Concernant les données d'entraînement, nous avons utilisé plusieurs sources. D'abord, une partie du Common Corpus développé initialement avec Hugging Face. Nous avons également intégré les données utilisées pour le fine-tuning de CLAIRE (un précédent LLM, ndlr), ainsi qu'une série de datasets publics classiques. Notre contribution spécifique a été le traitement des données de RedPajama, un grand dataset qui nécessitait un important travail de nettoyage. Nous avons appliqué plusieurs niveaux de filtrage pour ne garder que les données les plus pertinentes par rapport à notre mission. Au final, environ deux tiers des données proviennent d'Internet, et un tiers de datasets que nous maîtrisions déjà. 

Prévoyez-vous de déployer Lucie dans une interface accessible au grand public ? De premiers partenariats sont-ils déjà envisagés ? 

Oui, nous lançons également Lucie.chat, une interface publique accessible à tous, sans authentification requise. Pour gérer l'affluence tout en maintenant un service gratuit, nous avons mis en place deux dispositifs : un système de file d'attente qui limite le nombre de connexions simultanées, et des sessions limitées à deux ou trois minutes chacune. Ce fonctionnement sera en place pendant le premier mois. 

"EDF, via sa filiale Exaion, sera l'un de nos premiers grands comptes. Nous sommes également en discussion avec Scaleway et OVH" 
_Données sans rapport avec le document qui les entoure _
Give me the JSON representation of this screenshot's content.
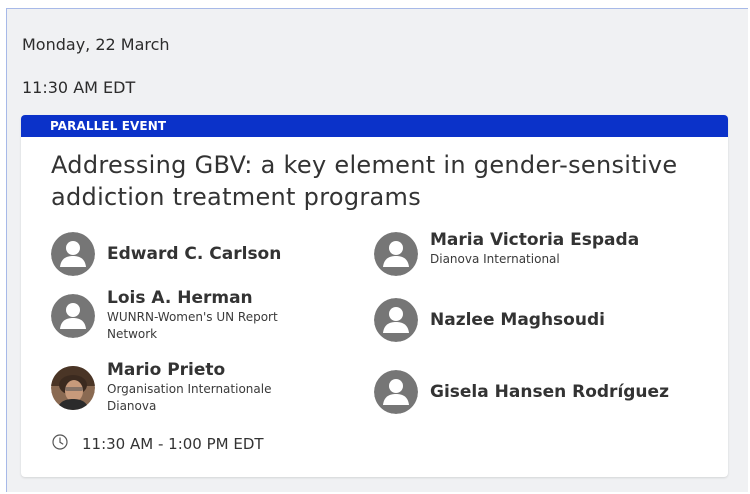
{
  "schedule": {
    "date": "Monday, 22 March",
    "time": "11:30 AM EDT"
  },
  "event": {
    "badge": "PARALLEL EVENT",
    "title": "Addressing GBV: a key element in gender-sensitive addiction treatment programs",
    "time_range": "11:30 AM - 1:00 PM EDT",
    "colors": {
      "banner": "#0b32c9",
      "avatar_placeholder": "#767676"
    },
    "speakers": [
      {
        "name": "Edward C. Carlson",
        "org": "",
        "avatar": "person-placeholder-icon"
      },
      {
        "name": "Maria Victoria Espada",
        "org": "Dianova International",
        "avatar": "person-placeholder-icon"
      },
      {
        "name": "Lois A. Herman",
        "org": "WUNRN-Women's UN Report Network",
        "avatar": "person-placeholder-icon"
      },
      {
        "name": "Nazlee Maghsoudi",
        "org": "",
        "avatar": "person-placeholder-icon"
      },
      {
        "name": "Mario Prieto",
        "org": "Organisation Internationale Dianova",
        "avatar": "photo"
      },
      {
        "name": "Gisela Hansen Rodríguez",
        "org": "",
        "avatar": "person-placeholder-icon"
      }
    ]
  }
}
Jusqu'au 15 février, nous proposons un accès gratuit unique sur une plateforme soutenue par Exaion, OVH et Scaleway, qui fournissent les crédits nécessaires pour faire découvrir le modèle au plus grand nombre. Par la suite, nous mettrons en place un système d'abonnement basé sur la consommation de tokens, similaire aux autres plateformes du marché. 
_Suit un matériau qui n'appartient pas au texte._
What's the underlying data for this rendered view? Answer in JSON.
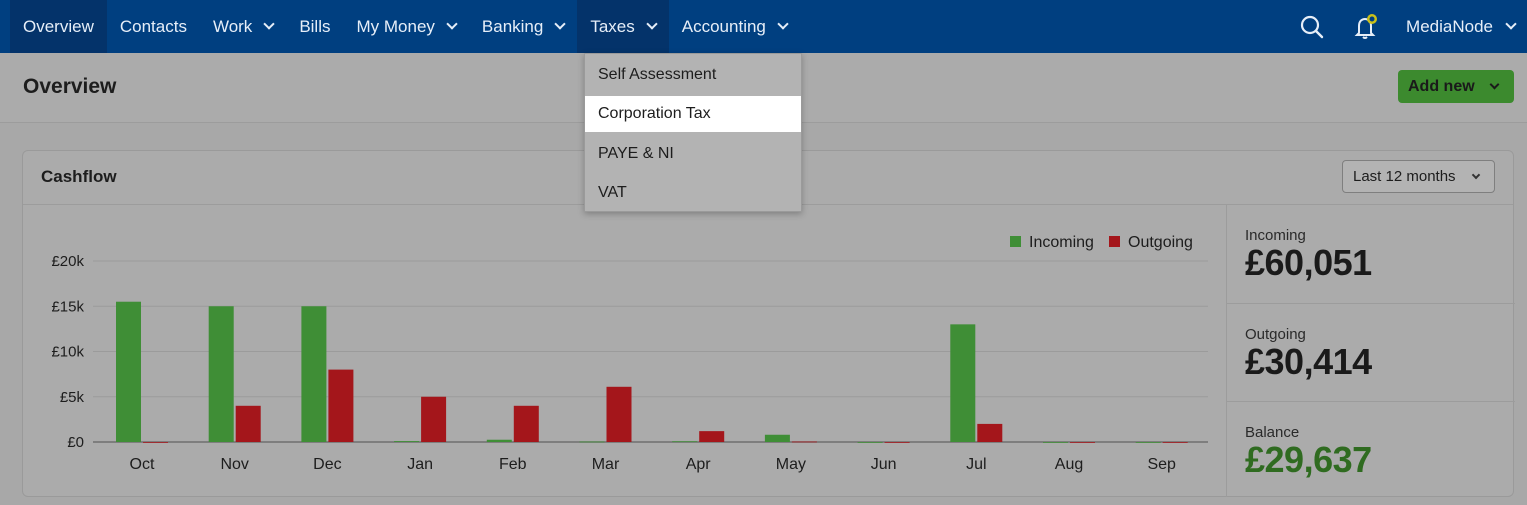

Nos premiers partenariats se concrétisent déjà. VitaScience, une société soutenue par l'Education nationale qui propose une plateforme de médiation scientifique autour de l'IA, sera notre premier partenaire. De même, EDF, via sa filiale Exaion, sera l'un de nos premiers clients grands comptes. Nous sommes également en discussions avec Scaleway et OVH. Ils proposent actuellement LLaMA/Mistral et évaluent l'intégration de Lucie dans leur catalogue de modèles disponibles en inférence à la demande. 

Quels sont vos prochaines phases de déploiement pour Lucie ? 
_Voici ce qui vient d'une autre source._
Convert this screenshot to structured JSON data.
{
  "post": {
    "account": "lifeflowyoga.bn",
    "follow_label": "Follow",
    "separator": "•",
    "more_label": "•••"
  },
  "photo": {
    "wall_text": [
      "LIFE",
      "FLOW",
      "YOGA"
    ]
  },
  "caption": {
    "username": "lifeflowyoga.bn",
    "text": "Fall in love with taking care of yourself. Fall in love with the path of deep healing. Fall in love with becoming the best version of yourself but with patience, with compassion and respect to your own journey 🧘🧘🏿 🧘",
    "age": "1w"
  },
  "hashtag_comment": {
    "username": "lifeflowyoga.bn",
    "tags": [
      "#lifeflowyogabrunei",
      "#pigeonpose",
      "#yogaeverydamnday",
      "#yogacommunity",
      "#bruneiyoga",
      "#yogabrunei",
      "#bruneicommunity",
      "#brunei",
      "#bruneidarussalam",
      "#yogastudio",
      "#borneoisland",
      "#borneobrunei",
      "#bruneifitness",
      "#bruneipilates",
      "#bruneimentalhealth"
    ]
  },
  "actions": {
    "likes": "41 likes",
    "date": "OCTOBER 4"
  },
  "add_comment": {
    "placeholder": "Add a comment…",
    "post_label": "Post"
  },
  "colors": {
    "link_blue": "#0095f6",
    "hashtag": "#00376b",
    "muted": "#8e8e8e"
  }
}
Au premier trimestre, nous nous concentrerons sur la finalisation de la phase d'instruction et le développement de modèles de taille intermédiaire. Le deuxième trimestre sera consacré au RAG. Nous avons déjà travaillé sur ces technologies en parallèle, et nous prévoyons d'intégrer des fonctionnalités RAG directement sur la plateforme Lucie.chat, avec quelques innovations intéressantes. La multi-modalité sera notre focus pour le troisième trimestre. Et enfin, le quatrième trimestre sera dédié à la gestion des agents. Avec ces développements - modèles plus petits, RAG, multi-modalité et agents - nous aurons couvert les principales fonctionnalités nécessaires. Le traitement des images et de la vidéo ne fait pas partie de nos objectifs immédiats.